We have published studies on a rhodium-catalyzed dehydrogenation protocol to convert 3,5-diarylcyclopentenones to the corresponding diarylcyclopentadienones and (4+2) cycloaddition with in situ-generated ortho-quinols (b) which led to the synthesis of a highly active analogue of the antitumor agent chamaecypanone C.
In work towards polycyclic tetrahydroxanthone natural products (PXNP’s), PtBr4 was identified as a novel catalyst for arylation of quinone monoketals with hydroxystyrenes (c) which enabled syntheses of the highly potent anticancer agents kibdelones A and C.
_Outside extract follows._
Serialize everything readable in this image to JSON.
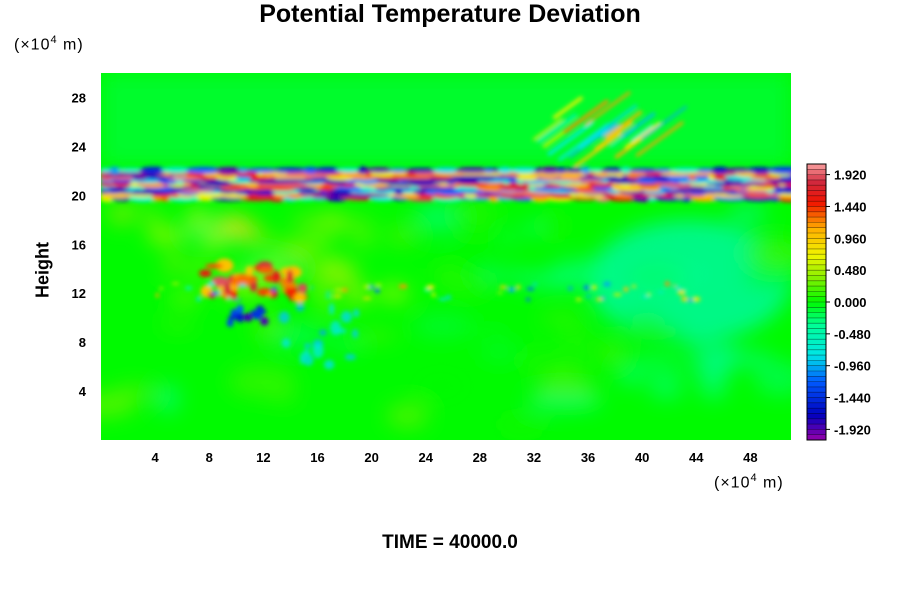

A concise approach to tetrahydroxanthone natural products employing vinylogous addition of siloxyfurans to benzopyryliums derived from chromones (d) was developed. The methodology led to rapid syntheses of the antitumor agents secalonic acids A and D as well as a seven-step, atropselective total synthesis of the antibiotic rugulotrosin A.
We have developed silica-supported silver nanoparticles (AgNP’s) (e) as novel catalysts for Diels−Alder cycloadditions of 2′-hydroxychalcones and dienes. AgNP catalysis has been used to synthesize the cytotoxic natural product panduratin A and the acetylcholinesterase (AchE) inhibitor sorbiterrin A in which case AgNP’s were used to mediate a bridged aldol/dehydration event.